2025’s Crash marked a turning point. Sleek, confident, and sonically adventurous, it blurred genre lines in the same way Doja Cat, SZA, and The Weeknd have done before her. Yet those artists eventually crossed into the Grammys’ general fields, while Kehlani remains bracketed.
In any other year, a hit like “Folded” would be a Record of the Year contender. For Kehlani, it’s treated as a genre victory rather than a cultural one.

To be clear, this particular snub isn’t the Grammys’ doing (at least not yet). The nominating committee could still go rogue and honor “Folded” in the General Field. But the submission process begins with the label. Each record company decides which categories to enter, often strategizing based on perceived odds. Submitting “Folded" to R&B categories likely felt like a safer bet, a guaranteed nomination shot instead of a high-risk, high-reward gamble in the main fields.
That safety, however, comes at a cost. When labels underestimate the mainstream power of their Black artists, they reinforce the very limitations they claim to resist. It’s a short-term strategy that sacrifices long-term cultural wins.
Atlantic Records’ decision mirrors the same cautious approach that kept icons like Toni Braxton, Brandy, and Mary J. Blige largely sidelined from the Grammys’ biggest moments during their peaks. Even as their music defined eras, it was rarely positioned as “of the year,” only “of their genre.”
In 2020, Tyler, the Creator called out the Recording Academy after his win for Best Rap Album, noting how “urban” had become a coded way to say “the N-word.” The term was officially retired a few years later, but the mindset hasn’t shifted as much as headlines suggested. The Academy still tends to reward innovation when it comes from white or racially ambiguous artists while framing Black excellence as exceptional only within category constraints. When a song like “Folded,” with its universal emotionality and viral reach, isn’t recognized beyond R&B, it reveals how the Grammys’ cultural lag continues.

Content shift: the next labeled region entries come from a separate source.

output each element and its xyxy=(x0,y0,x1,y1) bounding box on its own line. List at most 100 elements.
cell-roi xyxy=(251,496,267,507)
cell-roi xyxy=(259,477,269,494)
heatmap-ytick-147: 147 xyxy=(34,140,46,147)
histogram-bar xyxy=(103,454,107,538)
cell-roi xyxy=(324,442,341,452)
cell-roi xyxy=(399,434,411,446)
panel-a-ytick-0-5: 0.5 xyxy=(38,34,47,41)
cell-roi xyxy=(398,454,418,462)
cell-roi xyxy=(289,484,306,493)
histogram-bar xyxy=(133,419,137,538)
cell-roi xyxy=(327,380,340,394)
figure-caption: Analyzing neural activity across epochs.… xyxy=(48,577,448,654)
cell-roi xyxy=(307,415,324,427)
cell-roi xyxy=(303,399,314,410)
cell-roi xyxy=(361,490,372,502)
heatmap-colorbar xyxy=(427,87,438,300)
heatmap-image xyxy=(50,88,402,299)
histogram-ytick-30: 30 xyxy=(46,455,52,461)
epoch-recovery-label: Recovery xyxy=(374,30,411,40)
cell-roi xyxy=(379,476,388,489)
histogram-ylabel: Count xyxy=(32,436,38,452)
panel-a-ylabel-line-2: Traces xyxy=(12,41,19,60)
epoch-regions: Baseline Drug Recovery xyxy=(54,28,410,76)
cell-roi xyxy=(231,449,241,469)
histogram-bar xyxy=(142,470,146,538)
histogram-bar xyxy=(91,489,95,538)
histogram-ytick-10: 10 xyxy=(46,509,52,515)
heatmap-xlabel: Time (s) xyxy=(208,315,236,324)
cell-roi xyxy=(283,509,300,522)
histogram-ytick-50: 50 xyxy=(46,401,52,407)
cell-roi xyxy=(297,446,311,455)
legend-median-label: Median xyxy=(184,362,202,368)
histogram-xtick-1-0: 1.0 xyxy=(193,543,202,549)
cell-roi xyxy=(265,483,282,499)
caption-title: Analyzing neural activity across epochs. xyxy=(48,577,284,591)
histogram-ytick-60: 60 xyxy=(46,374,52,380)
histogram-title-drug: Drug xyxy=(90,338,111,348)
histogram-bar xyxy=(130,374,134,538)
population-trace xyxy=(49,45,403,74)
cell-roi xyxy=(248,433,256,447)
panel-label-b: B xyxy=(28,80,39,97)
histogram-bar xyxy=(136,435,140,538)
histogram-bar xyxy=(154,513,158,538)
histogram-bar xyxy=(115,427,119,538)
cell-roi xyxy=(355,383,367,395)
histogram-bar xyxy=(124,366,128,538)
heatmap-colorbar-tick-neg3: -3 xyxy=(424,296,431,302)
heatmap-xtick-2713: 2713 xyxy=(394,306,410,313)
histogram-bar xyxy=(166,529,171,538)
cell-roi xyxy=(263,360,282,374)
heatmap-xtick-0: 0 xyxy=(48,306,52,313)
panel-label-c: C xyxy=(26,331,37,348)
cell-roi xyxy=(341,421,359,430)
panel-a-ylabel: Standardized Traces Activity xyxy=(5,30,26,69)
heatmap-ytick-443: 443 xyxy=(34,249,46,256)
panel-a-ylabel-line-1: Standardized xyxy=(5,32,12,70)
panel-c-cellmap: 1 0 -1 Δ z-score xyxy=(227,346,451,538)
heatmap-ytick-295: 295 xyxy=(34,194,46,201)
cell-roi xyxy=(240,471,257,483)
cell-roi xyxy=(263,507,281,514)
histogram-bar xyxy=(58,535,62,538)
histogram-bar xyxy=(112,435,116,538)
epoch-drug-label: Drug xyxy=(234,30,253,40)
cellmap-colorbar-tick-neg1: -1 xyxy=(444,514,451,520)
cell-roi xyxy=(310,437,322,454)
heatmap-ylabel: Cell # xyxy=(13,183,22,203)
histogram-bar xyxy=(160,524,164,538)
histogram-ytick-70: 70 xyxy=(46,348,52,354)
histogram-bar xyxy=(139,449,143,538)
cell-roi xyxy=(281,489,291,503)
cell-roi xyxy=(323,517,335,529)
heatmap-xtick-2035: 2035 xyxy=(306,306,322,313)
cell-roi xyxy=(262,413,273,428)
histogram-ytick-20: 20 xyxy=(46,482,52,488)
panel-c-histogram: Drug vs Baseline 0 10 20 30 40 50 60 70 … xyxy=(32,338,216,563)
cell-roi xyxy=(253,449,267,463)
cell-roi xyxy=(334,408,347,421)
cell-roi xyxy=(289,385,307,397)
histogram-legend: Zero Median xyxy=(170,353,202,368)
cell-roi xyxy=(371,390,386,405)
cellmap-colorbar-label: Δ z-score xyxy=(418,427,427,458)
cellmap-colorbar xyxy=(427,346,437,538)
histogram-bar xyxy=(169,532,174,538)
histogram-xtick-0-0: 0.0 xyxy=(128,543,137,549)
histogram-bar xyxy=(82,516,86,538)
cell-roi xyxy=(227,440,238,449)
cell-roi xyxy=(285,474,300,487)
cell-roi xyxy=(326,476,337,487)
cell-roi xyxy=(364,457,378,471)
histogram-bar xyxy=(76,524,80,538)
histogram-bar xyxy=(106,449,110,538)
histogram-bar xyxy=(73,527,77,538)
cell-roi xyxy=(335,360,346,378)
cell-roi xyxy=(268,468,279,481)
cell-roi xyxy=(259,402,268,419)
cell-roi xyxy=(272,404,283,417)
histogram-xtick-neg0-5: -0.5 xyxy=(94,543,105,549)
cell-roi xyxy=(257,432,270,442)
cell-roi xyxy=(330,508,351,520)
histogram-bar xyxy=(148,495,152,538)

“Folded” captures everything that makes music resonate today: intimate storytelling, emotional intelligence, and a timeless sense of melody. It’s therapy disguised as a slow jam, the kind of record you can sing along to at the club or after a breakup. Its success wasn’t manufactured by a viral challenge or playlist algorithm; it grew organically, fueled by word-of-mouth, fan covers, and celebrity co-signs that cut across generations.

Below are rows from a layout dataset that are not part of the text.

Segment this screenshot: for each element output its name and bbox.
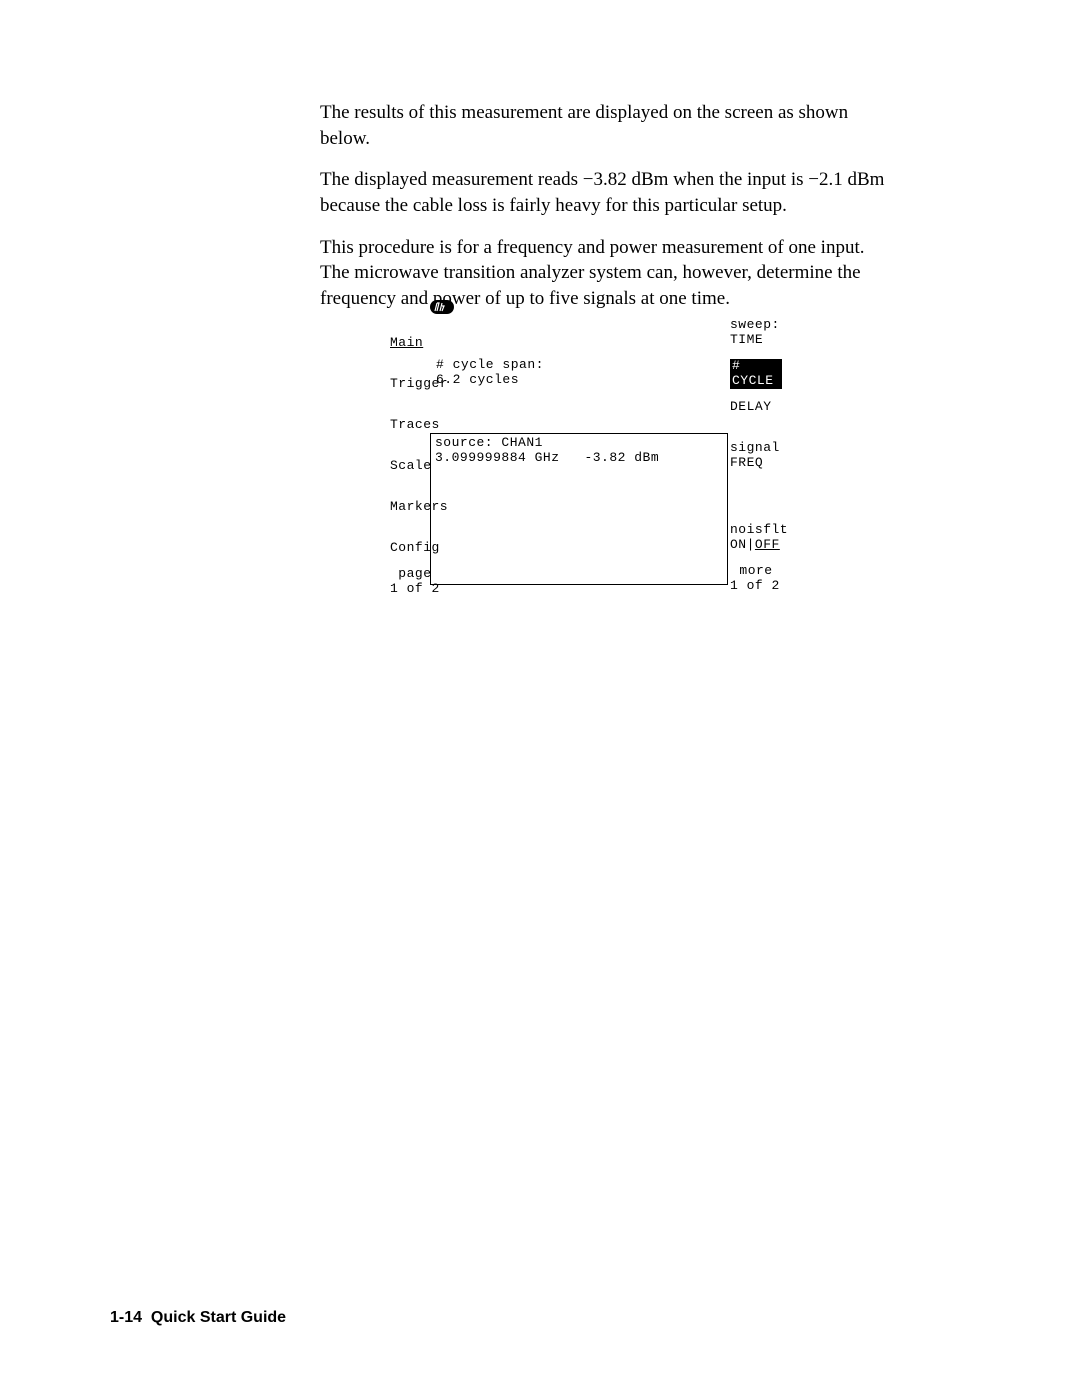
page-number: 1-14 (110, 1309, 142, 1326)
signal-label-1: signal (730, 441, 782, 456)
measurement-text: source: CHAN1 3.099999884 GHz -3.82 dBm (435, 436, 659, 466)
softkey-noisflt[interactable]: noisflt ON|OFF (730, 523, 782, 564)
more-page: 1 of 2 (730, 579, 782, 594)
source-line: source: CHAN1 (435, 436, 659, 451)
frequency-value: 3.099999884 GHz (435, 450, 560, 465)
signal-label-2: FREQ (730, 456, 782, 471)
more-label: more (730, 564, 782, 579)
softkey-signal-freq[interactable]: signal FREQ (730, 441, 782, 482)
guide-title: Quick Start Guide (151, 1309, 286, 1326)
softkey-cycle[interactable]: # CYCLE (730, 359, 782, 400)
instrument-screenshot: Main Trigger Traces Scale Markers Config… (390, 298, 790, 598)
noisflt-toggle: ON|OFF (730, 538, 782, 553)
softkey-sweep[interactable]: sweep: TIME (730, 318, 782, 359)
menu-main[interactable]: Main (390, 322, 440, 363)
cycle-span-value: 6.2 cycles (436, 373, 544, 388)
cycle-span-readout: # cycle span: 6.2 cycles (436, 358, 544, 388)
paragraph-1: The results of this measurement are disp… (320, 100, 890, 151)
right-softkey-menu: sweep: TIME # CYCLE DELAY signal FREQ no… (730, 318, 782, 605)
sweep-value: TIME (730, 333, 782, 348)
noisflt-label: noisflt (730, 523, 782, 538)
delay-label: DELAY (730, 399, 772, 414)
cycle-span-label: # cycle span: (436, 358, 544, 373)
menu-trigger[interactable]: Trigger (390, 363, 440, 404)
softkey-spacer-1 (730, 482, 782, 523)
sweep-label: sweep: (730, 318, 782, 333)
freq-power-line: 3.099999884 GHz -3.82 dBm (435, 451, 659, 466)
measurement-display-box: source: CHAN1 3.099999884 GHz -3.82 dBm (430, 433, 728, 585)
hp-logo-icon (430, 300, 454, 314)
cycle-highlight: # CYCLE (730, 359, 782, 389)
softkey-delay[interactable]: DELAY (730, 400, 782, 441)
paragraph-2: The displayed measurement reads −3.82 dB… (320, 167, 890, 218)
body-text: The results of this measurement are disp… (320, 100, 890, 327)
page-footer: 1-14 Quick Start Guide (110, 1309, 286, 1327)
softkey-more[interactable]: more 1 of 2 (730, 564, 782, 605)
power-value: -3.82 dBm (584, 450, 659, 465)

When Toni Braxton, Brandy, and Tank line up to reinterpret your song, you’re no longer just part of a genre conversation—you’re part of music history. “Folded” has become a cultural meeting point for eras of R&B and, by extension, for modern Black music’s emotional core.
Kehlani’s reaction, graceful but candid, reflects the quiet resilience many Black artists have learned to adopt. Gratitude and disappointment coexist. “Such is life. I’m grateful,” she wrote, capturing the exhaustion of knowing that institutional recognition rarely matches real-world impact.
Even without a general-field nod, “Folded” has already won something larger: a place in Black culture, which ultimately shapes the mainstream. It’s the kind of song that will outlive this year’s nominations list, continuing to echo through playlists, samples, and hearts long after the trophies are handed out.